I'm more interested in how Meyer-Crothers is carrying it with him.
"He pretended to be my friend and made me do things I didn't want to do," Meyer-Crothers told the Arizona Republic in 2020. "In junior high, I got beat up by him. ... Everyone thinks he's so cool that he gets to go to the NHL, but I don't see how someone can be cool when you pick on someone and bully someone your entire life."
Bruins president Cam Neely said Sunday that they were letting Miller go in light of "new information." But Miller's list of transgressions was already public knowledge.
It was public knowledge that, according to Joni Meyer-Crothers, Isaiah's mother, Miller has not shown genuine remorse. Miller reached out to Meyer-Crothers recently via Snapchat to apologize, saying it had "nothing to do with hockey," but his mother wasn't convinced.
Mind you, Meyer-Crothers has said she forgave her son's other bully after they offered a heartfelt apology.
On Monday, Neely said the Bruins had not reached out to Meyer-Crothers, and that this was part of the "new information" that led to the Bruins' rescinding the contract.
Why hadn't they reached out?
"That's a great question. Something I need to find out," Neely told reporters at Warrior Ice Arena.
How did the president of the team not know that?
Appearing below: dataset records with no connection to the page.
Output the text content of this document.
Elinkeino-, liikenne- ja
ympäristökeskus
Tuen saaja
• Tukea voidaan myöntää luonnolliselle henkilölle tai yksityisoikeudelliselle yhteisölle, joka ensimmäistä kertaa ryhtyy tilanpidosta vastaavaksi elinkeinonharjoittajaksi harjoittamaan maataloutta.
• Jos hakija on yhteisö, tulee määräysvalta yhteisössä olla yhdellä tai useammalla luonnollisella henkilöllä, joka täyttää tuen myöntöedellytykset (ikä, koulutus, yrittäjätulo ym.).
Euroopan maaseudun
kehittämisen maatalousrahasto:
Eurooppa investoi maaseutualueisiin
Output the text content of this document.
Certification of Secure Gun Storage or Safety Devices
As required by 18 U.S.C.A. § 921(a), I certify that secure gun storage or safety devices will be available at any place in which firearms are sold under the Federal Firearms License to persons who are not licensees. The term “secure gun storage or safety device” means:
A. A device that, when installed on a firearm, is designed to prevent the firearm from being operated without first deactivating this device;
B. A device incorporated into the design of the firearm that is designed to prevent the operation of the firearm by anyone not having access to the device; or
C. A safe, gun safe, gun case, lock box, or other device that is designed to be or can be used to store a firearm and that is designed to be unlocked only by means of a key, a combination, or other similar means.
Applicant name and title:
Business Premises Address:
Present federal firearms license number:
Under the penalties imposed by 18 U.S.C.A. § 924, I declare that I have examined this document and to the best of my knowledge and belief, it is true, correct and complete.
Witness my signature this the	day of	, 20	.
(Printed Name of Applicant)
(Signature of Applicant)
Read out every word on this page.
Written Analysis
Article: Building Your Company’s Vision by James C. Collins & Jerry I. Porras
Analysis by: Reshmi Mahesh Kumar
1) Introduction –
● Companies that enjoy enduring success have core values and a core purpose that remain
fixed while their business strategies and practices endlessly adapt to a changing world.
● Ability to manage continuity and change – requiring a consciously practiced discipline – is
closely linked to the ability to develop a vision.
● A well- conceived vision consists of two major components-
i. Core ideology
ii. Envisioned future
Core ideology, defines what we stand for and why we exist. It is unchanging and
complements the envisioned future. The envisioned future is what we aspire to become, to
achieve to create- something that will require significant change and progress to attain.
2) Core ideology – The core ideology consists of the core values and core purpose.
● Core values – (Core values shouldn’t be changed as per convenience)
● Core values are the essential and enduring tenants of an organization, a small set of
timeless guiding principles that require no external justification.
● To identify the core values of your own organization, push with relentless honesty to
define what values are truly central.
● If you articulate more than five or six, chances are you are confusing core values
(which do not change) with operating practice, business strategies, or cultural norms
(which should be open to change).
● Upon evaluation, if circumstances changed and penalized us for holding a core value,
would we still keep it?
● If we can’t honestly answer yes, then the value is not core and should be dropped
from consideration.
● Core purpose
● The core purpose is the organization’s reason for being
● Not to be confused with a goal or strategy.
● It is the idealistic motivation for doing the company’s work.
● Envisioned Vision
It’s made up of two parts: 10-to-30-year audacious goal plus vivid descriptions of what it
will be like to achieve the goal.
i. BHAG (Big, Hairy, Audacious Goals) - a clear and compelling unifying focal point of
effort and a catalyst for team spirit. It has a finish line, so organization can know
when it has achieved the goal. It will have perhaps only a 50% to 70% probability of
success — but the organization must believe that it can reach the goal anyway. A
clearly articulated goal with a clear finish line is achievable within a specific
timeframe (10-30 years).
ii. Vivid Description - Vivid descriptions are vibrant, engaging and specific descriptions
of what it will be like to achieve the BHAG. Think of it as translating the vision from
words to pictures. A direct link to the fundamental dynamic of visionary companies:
And how does he still not know the reason?
There were so many resources readily available, so much information about Miller already public that it seems like the "new information" Neely and Sweeney discovered was really continued backlash. The Arizona Coyotes rescinded their pick of Miller in 2020 after public outcry; how was this not a consideration?
Aside from the robust pressure Bruins fans and hockey fans applied since the signing was announced, we saw something arguably unprecedented in the NHL: public pushback by players on the team.
"It's not something anyone in this room stands for," Nick Foligno told reporters in Toronto on Saturday. "The culture that we've built is one of inclusion, and I think it goes against that. I understand he was 14 when he made this mistake, but it's hard for us to swallow because we take a lot of pride in here, the way we act, how we carry ourselves, what it means to be a Bruin."
Captain Patrice Bergeron said: "In a way, I was not necessarily agreeing with it. The culture we've built here goes against that behavior. ... If it's the same 14-year-old that would be walking into this locker room, he wouldn't be accepted and wanted and welcomed in this locker room."
One day after these comments and more from Bruins players, the club parted ways with Miller.
"There were a lot of factors in this decision," Neely said, "and that was one of them."
The signing of Miller is now a permanent stain on the Bruins franchise, from the utter disregard of the Meyer-Crothers family to the exposure of incompetent communication among executives.
But maybe—just maybe—that Bruins players spoke out and pressured the team to reconsider will have a lasting impact in a league begging for an updated definition of character. The universal derision of the signing forced an Original Six franchise to back down from a morally dubious decision. It's a start for those who want to change the game for the better, but we still have so much further to go.
Next up is a phone call the Bruins clearly didn't make for a reason.